Can anyone help me solve this question? I've been working on it for two days already.
Prove that for real numbers $x$ and $y$ with $x < y$, there is a rational and an
irrational between $x$ and $y$ in the following case when $x < y \le 0$.
Since $y \le 0$ is logically equivalent to $-y\ge 0$, we can use the squeezing in theorem to show that a rational $r$, and an irrational $q$ exist in the interval $(0,-y)$ which is the same as saying that there is a rational and an irrational in the interval $(y,0)$.
For the second part, I want to show that there exists a rational and irrational in the interval $(x,y)$. Since $x < y$ is logically equivalent to $-y<-x$, if we show that there is a rational and an irrational between $(-y,-x)$ then we're done. To show this I'm trying to use Archimedean Principle that there exists a rational $mr> -y$ and I am stuck here.
Best Answer
Assume $y-x>0$. By the Archimedean property, there is $n$ such that $n(y-x)=ny-nx>1$. But if two reals have a gap $>1$; there must be an integer between them. So...?
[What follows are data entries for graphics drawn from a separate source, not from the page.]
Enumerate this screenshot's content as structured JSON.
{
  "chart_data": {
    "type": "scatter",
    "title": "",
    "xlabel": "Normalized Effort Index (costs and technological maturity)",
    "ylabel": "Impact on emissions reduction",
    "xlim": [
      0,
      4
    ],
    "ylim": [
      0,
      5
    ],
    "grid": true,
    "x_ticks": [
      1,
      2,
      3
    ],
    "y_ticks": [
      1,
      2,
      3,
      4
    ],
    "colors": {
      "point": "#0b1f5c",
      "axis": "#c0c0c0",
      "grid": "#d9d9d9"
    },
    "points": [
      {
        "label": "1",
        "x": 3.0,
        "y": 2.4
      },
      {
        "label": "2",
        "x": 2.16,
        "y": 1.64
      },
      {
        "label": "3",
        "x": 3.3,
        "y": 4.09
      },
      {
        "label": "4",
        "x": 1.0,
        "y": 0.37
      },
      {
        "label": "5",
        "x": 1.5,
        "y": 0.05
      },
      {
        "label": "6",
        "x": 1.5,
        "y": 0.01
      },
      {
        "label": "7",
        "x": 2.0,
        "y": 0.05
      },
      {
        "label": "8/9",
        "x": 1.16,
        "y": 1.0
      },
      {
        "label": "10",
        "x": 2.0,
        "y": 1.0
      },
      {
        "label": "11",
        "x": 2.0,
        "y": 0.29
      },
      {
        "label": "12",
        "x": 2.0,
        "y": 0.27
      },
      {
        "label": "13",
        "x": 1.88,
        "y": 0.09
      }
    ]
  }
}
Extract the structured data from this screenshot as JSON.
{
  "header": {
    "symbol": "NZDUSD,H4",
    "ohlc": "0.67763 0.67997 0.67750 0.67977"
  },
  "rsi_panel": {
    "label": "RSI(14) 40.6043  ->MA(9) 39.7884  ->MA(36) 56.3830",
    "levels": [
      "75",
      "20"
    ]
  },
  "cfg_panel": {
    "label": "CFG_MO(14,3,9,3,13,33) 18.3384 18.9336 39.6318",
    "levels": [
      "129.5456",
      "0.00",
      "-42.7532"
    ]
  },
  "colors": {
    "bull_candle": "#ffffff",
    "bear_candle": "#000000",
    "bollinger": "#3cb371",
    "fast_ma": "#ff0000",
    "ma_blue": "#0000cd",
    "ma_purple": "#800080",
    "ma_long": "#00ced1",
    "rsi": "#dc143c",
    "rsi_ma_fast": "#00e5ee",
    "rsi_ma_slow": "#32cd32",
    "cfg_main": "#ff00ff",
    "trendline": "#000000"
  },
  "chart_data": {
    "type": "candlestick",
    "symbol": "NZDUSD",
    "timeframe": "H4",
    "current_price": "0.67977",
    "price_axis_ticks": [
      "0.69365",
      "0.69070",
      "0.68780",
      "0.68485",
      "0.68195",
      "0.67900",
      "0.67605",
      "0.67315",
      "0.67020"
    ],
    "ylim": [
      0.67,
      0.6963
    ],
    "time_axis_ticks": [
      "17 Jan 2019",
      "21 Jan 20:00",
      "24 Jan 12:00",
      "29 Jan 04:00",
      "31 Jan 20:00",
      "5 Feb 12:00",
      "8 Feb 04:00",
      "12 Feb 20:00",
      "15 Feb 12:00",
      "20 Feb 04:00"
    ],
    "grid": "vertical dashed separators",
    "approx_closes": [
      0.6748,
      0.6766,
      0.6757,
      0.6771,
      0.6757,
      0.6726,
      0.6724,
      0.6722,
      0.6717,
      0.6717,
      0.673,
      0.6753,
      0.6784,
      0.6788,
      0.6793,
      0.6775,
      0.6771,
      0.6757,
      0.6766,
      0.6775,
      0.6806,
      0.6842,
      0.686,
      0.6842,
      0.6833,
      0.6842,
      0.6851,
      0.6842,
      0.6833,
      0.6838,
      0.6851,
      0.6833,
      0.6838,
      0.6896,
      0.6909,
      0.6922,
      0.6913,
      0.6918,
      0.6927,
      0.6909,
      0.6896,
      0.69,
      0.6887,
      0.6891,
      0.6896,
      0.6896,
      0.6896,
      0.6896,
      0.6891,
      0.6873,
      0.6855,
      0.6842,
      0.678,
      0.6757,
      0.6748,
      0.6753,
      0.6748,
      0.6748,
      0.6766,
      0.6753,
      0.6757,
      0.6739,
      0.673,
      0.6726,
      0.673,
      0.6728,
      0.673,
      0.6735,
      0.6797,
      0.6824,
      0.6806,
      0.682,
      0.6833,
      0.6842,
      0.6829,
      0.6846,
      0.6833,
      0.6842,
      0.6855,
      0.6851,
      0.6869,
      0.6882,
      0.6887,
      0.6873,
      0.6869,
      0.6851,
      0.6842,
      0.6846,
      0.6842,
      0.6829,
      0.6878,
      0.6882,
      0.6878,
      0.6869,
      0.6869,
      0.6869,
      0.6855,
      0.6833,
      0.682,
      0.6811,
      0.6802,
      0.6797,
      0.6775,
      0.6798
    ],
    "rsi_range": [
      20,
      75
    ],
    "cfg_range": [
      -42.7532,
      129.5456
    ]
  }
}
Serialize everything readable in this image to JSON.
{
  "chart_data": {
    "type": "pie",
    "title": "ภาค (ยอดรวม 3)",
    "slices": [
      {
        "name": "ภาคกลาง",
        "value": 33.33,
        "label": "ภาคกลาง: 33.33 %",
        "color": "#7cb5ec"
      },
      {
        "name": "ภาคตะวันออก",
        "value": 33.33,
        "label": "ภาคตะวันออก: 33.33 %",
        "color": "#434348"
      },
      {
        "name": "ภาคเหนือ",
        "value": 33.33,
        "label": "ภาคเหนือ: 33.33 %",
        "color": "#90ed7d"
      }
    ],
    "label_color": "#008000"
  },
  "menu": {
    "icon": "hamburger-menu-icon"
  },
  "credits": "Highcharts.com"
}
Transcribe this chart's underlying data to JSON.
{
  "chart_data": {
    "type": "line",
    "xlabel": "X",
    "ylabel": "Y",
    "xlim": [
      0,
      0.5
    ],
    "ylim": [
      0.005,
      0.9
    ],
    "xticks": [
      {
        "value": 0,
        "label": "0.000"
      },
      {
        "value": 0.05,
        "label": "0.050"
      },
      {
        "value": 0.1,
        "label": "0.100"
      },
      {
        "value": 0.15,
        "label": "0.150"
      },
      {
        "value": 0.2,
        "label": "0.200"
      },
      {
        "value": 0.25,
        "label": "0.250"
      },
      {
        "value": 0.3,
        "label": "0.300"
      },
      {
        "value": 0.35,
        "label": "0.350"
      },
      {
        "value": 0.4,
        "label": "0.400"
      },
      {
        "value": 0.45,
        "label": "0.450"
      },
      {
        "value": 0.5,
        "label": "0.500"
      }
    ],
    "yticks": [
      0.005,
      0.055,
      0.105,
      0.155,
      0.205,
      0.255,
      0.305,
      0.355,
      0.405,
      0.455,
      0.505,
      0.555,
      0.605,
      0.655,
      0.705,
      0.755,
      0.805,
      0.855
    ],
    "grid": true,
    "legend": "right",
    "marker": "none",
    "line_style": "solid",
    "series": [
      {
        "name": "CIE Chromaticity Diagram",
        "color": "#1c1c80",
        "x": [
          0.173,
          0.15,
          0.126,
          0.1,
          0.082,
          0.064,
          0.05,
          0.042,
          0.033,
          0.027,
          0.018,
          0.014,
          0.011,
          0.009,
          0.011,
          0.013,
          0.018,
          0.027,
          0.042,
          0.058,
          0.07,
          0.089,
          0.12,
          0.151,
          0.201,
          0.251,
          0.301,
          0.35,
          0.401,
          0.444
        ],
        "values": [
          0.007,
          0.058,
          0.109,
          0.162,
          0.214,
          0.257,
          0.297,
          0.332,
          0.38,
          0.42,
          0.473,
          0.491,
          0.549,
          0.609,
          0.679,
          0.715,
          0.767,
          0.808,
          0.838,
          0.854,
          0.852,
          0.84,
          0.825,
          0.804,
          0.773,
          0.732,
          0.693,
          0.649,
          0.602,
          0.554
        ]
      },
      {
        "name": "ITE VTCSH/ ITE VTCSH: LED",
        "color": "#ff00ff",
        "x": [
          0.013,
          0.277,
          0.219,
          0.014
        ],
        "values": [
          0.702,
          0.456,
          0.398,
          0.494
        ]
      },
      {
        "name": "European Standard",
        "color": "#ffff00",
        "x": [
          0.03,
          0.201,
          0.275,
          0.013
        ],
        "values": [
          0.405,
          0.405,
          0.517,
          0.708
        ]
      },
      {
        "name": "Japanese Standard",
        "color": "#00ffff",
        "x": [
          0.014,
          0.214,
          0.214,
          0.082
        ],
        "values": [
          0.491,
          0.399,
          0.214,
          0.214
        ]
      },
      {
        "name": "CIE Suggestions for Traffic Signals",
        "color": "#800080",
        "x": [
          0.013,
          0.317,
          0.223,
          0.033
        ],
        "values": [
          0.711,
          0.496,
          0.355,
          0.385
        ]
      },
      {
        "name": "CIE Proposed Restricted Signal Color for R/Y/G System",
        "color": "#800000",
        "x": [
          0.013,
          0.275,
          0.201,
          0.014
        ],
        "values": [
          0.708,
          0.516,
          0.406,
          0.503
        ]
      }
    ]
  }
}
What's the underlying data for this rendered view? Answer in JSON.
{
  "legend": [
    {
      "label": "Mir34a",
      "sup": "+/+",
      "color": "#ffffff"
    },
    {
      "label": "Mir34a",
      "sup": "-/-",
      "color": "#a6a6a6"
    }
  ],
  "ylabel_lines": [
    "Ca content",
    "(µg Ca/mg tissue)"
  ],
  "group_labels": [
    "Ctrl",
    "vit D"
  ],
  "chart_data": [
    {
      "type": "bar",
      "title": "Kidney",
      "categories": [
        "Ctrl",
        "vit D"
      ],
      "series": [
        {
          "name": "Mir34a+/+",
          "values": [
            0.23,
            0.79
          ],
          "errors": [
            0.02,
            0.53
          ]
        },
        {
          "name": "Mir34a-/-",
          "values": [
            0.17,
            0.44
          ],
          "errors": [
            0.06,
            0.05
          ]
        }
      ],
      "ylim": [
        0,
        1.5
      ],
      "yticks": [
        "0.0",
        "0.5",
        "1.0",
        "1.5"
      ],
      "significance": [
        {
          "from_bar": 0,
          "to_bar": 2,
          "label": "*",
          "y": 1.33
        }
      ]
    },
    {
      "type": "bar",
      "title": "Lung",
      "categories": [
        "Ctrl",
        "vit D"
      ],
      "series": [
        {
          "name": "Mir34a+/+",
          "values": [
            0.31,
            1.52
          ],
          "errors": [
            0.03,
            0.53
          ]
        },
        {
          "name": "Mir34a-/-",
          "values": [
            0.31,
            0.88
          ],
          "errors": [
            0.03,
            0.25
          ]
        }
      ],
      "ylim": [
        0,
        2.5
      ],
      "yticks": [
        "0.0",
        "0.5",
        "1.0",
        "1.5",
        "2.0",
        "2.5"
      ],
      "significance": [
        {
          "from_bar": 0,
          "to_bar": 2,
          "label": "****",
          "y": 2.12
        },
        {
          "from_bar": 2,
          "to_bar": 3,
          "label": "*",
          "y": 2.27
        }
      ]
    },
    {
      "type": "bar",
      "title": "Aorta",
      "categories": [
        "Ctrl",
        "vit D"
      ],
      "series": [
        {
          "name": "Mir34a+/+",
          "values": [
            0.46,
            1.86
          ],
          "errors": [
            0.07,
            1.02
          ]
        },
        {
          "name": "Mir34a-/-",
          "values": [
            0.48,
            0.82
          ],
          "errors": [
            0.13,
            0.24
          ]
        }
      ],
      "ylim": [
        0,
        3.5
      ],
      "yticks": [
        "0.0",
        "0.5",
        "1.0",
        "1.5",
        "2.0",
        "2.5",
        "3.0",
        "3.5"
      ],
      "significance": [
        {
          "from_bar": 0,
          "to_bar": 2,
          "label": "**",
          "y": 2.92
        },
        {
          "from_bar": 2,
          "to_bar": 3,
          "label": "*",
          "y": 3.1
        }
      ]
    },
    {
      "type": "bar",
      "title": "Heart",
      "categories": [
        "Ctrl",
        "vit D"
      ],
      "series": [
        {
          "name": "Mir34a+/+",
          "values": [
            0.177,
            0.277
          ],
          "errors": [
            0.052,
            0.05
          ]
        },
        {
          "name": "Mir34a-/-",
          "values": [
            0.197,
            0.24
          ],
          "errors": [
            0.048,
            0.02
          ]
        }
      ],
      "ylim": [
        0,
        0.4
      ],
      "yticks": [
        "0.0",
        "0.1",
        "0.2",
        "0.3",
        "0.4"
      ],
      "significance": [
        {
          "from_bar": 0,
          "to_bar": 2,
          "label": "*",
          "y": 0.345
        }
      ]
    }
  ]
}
For irrationals, pick your favourite one in $(0,1)$ and transport it between two rationals by an appropriate map. That is, if $\kappa$ is irrational, and $r<s$ rationals, can you find rationals $\alpha\neq 0 ,\beta$ such that $r<\alpha\kappa+\beta<s$? Then use the first part to conclude. Note $\alpha\kappa+\beta$ is still irrational! (Why?)